جان بیکیفی شده محبوس کیف ** آفتابی حبس عقده اینت حیف
Sen keyfiyeti bilinmez bir cansın keyfiyet âlemine hapsedilmişsin. Sen bir güneşsin, bir ukdeye tutulmuşsun: işte bu, sana yakışmaz, yazık!
باز جواب گفتن آن امیر ایشان را
Beyin tekrar onlara cevap vermesi
گفت نه نه من حریف آن میم ** من به ذوق این خوشی قانع نیم
Bey dedi ki: Hayır hayır.. Ben, o şarabın adamıyım. Ben, bu hoşluktan alınan zevke kanaat edemem.
من چنان خواهم که همچون یاسمین ** کژ همیگردم چنان گاهی چنین
Ben yasemin gibi olmayı, gah şöyle, gah böyle eğilip bükülmeyi isterim.

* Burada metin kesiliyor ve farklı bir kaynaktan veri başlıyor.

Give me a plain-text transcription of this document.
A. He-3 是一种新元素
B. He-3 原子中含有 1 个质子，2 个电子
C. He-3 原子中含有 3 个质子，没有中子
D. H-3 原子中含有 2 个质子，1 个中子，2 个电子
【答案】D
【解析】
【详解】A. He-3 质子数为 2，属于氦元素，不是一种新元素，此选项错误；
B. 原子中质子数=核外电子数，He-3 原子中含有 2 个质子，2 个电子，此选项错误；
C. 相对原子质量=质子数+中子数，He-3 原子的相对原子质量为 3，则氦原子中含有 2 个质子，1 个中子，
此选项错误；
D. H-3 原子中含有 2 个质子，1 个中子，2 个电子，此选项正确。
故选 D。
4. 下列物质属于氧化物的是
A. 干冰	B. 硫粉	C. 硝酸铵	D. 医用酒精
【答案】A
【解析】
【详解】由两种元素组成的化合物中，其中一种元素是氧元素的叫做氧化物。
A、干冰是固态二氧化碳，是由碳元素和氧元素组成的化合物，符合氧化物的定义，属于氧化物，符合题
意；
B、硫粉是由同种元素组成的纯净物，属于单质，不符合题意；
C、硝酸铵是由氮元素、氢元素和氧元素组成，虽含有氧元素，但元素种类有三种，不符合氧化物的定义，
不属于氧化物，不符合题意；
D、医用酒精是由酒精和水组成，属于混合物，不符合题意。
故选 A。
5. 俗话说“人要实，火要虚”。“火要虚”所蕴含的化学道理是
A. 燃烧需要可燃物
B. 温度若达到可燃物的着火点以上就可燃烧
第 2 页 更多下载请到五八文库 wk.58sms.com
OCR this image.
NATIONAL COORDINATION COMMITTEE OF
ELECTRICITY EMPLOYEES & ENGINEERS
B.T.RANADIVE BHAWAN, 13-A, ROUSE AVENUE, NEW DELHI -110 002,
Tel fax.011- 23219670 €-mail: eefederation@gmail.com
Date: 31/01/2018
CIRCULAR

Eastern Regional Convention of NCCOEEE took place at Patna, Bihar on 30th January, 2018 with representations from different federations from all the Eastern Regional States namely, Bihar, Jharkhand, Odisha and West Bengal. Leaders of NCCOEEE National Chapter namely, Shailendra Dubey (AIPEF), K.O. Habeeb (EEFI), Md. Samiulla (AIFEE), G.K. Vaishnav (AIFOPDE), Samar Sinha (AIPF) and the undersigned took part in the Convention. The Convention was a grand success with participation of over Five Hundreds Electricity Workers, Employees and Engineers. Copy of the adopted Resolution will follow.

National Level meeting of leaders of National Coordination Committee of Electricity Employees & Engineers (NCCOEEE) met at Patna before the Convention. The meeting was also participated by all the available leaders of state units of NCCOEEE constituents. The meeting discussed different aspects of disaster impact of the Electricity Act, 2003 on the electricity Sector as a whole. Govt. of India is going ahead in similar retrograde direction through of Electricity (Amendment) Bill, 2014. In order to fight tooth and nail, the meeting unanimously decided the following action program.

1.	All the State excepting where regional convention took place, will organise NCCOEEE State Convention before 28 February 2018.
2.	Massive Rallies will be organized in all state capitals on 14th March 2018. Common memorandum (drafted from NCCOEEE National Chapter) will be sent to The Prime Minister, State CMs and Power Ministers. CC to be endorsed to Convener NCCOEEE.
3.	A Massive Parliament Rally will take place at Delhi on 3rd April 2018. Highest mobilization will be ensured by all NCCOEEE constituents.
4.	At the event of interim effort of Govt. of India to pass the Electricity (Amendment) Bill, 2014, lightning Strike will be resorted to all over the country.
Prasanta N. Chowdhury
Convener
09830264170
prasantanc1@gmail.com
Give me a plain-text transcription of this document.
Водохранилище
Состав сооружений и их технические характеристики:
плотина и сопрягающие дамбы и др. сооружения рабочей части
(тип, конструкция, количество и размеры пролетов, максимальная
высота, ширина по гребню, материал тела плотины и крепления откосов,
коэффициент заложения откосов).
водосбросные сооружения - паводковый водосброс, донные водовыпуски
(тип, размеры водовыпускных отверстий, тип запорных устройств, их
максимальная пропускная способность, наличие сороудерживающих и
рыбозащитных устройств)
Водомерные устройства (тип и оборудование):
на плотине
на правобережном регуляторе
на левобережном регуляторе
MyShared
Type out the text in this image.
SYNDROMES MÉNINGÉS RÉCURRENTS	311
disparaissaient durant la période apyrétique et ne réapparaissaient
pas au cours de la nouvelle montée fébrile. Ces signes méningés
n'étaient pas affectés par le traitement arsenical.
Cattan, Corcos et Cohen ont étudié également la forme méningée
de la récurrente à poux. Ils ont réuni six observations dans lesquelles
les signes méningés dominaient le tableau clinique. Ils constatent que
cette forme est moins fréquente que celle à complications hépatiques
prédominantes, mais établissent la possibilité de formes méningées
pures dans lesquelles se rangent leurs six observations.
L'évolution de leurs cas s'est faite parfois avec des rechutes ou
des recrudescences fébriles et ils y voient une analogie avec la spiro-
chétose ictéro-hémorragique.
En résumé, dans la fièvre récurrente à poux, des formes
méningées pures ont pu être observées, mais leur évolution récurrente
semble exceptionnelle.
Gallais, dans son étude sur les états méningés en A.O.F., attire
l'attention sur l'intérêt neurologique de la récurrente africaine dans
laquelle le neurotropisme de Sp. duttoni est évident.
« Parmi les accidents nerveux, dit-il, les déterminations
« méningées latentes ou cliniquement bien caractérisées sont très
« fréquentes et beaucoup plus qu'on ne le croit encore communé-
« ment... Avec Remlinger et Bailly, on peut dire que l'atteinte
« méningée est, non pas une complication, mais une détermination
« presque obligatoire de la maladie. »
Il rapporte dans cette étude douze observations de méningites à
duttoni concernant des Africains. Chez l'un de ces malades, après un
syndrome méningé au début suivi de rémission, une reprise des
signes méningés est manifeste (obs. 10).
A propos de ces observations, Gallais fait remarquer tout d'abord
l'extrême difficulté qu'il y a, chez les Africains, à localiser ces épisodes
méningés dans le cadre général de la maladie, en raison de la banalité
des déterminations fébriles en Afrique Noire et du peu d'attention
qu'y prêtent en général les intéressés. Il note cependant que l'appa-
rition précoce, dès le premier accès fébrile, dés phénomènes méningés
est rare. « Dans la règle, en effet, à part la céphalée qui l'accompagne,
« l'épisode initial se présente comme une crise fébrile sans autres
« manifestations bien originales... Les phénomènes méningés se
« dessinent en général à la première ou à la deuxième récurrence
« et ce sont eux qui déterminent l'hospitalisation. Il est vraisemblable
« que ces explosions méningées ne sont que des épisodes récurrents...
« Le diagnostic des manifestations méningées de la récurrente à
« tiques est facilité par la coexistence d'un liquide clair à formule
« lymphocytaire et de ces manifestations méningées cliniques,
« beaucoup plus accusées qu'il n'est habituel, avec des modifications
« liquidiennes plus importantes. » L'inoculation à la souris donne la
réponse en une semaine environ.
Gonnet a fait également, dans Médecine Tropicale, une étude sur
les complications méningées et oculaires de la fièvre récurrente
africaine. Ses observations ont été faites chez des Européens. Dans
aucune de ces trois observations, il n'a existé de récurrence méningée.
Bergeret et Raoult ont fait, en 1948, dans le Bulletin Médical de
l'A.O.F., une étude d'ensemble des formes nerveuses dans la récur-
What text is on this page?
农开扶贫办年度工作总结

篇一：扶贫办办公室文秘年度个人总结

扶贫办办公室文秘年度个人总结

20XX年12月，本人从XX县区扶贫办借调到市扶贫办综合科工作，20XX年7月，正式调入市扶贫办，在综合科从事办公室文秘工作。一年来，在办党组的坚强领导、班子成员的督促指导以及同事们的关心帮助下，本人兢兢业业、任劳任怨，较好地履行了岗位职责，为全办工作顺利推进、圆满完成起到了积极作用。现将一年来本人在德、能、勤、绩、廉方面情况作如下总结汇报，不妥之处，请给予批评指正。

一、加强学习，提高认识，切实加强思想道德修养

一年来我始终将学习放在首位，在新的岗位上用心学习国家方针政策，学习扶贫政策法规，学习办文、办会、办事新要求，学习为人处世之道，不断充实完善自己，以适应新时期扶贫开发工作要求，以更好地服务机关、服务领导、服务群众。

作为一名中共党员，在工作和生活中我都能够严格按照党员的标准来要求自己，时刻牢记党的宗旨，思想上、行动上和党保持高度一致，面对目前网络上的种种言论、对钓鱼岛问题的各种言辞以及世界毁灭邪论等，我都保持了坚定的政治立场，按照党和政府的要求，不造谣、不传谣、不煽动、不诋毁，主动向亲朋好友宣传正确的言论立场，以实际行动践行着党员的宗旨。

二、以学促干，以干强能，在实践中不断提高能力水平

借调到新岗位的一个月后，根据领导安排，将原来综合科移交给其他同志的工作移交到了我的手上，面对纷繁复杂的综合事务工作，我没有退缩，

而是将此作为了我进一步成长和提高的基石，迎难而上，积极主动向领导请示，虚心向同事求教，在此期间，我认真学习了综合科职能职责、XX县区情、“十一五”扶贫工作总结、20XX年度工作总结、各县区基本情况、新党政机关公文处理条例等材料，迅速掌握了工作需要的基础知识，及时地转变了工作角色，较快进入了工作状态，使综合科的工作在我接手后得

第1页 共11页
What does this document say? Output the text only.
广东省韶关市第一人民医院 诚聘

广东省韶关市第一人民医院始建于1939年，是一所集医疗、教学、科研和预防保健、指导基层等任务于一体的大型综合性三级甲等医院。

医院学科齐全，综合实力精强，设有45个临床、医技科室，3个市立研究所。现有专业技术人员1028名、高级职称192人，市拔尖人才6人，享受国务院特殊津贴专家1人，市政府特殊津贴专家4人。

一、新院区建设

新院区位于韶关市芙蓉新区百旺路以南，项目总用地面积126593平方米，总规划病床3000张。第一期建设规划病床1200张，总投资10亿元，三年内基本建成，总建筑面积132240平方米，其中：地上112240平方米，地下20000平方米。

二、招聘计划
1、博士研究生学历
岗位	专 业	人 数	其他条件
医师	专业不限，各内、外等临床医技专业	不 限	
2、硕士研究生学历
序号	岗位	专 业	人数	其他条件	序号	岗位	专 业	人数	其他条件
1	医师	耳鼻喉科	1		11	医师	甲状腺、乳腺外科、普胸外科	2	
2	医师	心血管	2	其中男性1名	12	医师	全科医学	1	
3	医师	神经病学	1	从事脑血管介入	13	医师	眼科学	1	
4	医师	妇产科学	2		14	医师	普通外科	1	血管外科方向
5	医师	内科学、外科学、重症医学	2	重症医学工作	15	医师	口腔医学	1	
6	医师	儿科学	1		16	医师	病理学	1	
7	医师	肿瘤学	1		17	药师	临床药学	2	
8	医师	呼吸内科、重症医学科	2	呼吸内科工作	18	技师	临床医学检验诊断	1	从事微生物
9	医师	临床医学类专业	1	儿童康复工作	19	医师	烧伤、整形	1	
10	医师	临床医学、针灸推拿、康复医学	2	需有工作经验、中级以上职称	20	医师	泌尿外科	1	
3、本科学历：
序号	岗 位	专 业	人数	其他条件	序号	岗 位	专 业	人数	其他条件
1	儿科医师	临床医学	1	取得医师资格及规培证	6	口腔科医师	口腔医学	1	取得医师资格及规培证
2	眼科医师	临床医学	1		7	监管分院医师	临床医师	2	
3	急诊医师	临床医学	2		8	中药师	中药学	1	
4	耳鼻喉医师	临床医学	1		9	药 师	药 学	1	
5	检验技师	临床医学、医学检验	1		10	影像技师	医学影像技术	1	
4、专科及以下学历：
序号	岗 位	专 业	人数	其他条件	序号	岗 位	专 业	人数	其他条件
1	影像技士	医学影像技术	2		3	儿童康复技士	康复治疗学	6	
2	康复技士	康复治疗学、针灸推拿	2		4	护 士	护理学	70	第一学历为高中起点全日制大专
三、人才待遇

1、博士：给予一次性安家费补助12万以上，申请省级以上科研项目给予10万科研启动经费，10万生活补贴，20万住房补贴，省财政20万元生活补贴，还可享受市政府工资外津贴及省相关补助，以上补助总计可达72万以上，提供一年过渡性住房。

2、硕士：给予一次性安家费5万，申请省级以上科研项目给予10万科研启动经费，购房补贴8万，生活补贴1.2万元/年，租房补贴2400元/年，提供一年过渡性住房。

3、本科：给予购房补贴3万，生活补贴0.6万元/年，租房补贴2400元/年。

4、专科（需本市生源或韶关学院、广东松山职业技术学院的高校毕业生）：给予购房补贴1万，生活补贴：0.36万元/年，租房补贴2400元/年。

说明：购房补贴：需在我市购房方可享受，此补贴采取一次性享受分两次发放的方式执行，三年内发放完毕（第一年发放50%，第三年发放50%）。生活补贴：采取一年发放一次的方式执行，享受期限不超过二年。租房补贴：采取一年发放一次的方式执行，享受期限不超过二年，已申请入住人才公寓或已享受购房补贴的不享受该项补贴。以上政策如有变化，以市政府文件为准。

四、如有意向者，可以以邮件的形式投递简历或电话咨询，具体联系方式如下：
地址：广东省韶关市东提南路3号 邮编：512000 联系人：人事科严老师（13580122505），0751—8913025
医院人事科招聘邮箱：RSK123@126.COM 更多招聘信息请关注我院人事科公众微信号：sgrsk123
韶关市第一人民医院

وارهیده از همه خوف و امید ** کژ همیگردم بهر سو همچو بید 3585
3585Bütün korkulardan, bütün ümitlerden kurtulup söğüt gibi her yana eğilmeliyim.
همچو شاخ بید گردان چپ و راست ** که ز بادش گونه گونه رقصهاست
Söğüt dalı gibi sağa sola dönmeli, onun gibi rüzgârda çeşit çeşit oynamalıyım.
آنک خو کردست با شادی می ** این خوشی را کی پسندد خواجه کی
Şarabın verdiği neşeye alışan, nerden bu neşeyi beğenecek hey hocam!
انبیا زان زین خوشی بیرون شدند ** که سرشته در خوشی حق بدند
Peygamberler, Tanrı neşesine dalmışlardı, onunla yoğrulmuşlardı da onun için bu neşeden vazgeçtiler.
زانک جانشان آن خوشی را دیده بود ** این خوشیها پیششان بازی نمود
Onların canları, o neşeyi gördüğünden onlara bu neşeler, oyuncak görünmüştü.
با بت زنده کسی چون گشت یار ** مرده را چون در کشد اندر کنار 3590
Diri olan bir güzelliğe dostluk eden, artık ölüyü nasıl kucaklar?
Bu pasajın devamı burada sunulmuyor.